Der Datenkorpus besteht hauptsächlich aus 1) Bundestagsdokumenten seit 2013 (Anträge der Bundesregierung, Beschlussempfehlungen der Ausschüsse, Plenumsprotokolle, Anfragen/Antworten; ggf. Dokumente des deutsch-französischen Parlamentsaustauschs) und 2) Transkripten von Leitfaden-gestützten Expert*innen-Interviews. Interviewt werden ausgewählte Abgeordnete, Mitarbeiter*innen des Wissenschaftlichen Dienstes und externe Expert*innen, die in Ausschüssen eingeladen wurden. Die Texte werden mit Hilfe einer Software-gestützten Qualitativen Inhaltsanalyse (MAXQDA) ausgewertet.
Hier geht’s zur Projekthomepage am Zentrum für Konfliktforschung in Marburg.
Abstract
The project analyses the relation of knowledge production and peacebuilding in the German parliament in the context of German military participation in UN and EU peace and stabilization operations in Mali [Mission multidimensionelle integrée des Nations Unies pour la Stabilisation au Mali (MINUSMA) and the European Union Training Mission (EUTM)]. Since 2013, the members of parliament extend the mandates on a regular basis, thereby authorizing the support in the stabilization of the Malian state, the training of the Malian army, and the (quite controversial) counter-insurgency practices and operations in the country. Decisions and debates in the parliament base on pre-prepared knowledge by various institutions, e.g. ministries, on the situation in Mali, the necessity for action and the goals of operations. This is the focus of our project: Where does this knowledge come from? What aspects constitute the knowledge, how is it transmitted in the routines of parliamentary work?

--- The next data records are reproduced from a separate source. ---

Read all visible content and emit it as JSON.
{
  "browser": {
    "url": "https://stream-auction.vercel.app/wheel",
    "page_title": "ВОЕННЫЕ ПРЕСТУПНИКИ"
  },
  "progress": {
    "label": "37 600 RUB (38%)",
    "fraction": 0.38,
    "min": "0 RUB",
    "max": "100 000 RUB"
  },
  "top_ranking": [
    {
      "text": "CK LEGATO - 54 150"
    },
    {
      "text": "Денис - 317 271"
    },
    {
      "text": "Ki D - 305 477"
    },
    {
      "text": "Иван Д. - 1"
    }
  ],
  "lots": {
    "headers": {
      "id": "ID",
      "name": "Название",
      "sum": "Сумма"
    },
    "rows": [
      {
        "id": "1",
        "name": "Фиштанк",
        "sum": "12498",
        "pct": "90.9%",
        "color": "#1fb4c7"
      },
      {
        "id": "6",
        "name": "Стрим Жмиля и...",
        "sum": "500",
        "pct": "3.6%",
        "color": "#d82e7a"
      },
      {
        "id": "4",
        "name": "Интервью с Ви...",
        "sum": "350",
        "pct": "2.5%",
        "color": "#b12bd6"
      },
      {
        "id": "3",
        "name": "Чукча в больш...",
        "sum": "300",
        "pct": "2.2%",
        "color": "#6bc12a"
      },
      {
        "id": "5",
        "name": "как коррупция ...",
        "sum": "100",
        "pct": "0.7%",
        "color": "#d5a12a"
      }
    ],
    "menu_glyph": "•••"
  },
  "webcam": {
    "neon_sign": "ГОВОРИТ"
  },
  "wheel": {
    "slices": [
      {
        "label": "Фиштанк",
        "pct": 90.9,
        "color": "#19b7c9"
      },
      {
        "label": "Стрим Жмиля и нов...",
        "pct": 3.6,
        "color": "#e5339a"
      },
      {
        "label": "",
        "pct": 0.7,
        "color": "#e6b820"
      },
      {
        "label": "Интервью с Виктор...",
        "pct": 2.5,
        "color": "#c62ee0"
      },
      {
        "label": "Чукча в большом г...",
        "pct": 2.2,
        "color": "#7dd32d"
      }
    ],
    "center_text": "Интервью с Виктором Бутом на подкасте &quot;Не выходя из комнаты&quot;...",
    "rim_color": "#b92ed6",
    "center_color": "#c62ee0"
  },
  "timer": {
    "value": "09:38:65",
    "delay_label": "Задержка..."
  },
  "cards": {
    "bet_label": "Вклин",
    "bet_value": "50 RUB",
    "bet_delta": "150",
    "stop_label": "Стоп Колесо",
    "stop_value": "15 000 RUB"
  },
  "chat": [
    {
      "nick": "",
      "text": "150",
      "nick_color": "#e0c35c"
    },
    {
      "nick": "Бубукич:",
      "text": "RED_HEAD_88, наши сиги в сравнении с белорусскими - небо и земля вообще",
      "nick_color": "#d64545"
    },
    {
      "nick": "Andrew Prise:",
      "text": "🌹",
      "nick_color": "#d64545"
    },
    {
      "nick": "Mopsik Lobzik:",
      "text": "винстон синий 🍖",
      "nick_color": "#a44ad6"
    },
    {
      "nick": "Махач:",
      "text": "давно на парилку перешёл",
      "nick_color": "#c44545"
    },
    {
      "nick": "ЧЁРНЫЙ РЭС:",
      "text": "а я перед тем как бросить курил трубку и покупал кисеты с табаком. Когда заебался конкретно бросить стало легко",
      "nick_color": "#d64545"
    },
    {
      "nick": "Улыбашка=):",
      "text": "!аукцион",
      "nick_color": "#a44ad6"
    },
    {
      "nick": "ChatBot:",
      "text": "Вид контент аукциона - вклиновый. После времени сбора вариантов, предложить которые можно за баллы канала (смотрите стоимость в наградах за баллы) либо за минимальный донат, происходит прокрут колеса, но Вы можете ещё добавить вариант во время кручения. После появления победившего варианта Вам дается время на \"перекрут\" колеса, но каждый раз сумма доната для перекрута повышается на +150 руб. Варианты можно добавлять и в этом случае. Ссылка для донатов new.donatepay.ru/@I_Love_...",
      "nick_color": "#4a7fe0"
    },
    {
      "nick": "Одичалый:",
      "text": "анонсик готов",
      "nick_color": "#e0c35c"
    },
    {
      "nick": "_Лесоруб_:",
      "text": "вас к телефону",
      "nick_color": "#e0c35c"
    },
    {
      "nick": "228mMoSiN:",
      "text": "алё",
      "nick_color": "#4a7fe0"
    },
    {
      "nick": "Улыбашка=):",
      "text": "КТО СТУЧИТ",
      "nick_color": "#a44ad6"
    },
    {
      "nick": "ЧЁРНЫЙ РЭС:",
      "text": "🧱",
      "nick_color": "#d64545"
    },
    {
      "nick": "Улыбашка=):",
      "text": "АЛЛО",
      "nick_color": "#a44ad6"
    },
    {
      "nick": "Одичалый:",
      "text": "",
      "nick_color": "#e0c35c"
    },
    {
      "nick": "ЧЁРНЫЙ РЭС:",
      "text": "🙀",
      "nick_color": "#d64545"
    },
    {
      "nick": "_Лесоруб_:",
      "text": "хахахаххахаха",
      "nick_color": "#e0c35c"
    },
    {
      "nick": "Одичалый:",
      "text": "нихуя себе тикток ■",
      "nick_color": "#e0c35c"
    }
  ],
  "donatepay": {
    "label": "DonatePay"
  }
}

With the analysis of practices of knowledge generation, we want to trace which knowledge on Mali dominates, which knowledge is chosen as relevant – and which knowledge disappears or will not be considered at all in the decision-making process. While literature has discussed the role and importance of the German parliament and parliaments in general regarding military operations and peacebuilding mandates, there are very studies focusing on the role of knowledge in this context. Therefore, working with novel theoretical concepts (like knowledge object and epistemic practice) the project offers an innovative contribution to the debates on knowledge and peacebuilding. The knowledge object (here Mali) is understood as focus point or as a “problem” for governing. The epistemic practice constituting this governing object consists of configurations of speech acts and physical activities, routines, and techniques. The data sources for the project are mainly documents of the parliament, debates and protocols, and furthermore transcripts from interviews with members of parliament and internal and external experts. The data will be analyzed with the help of the software MAXQDA.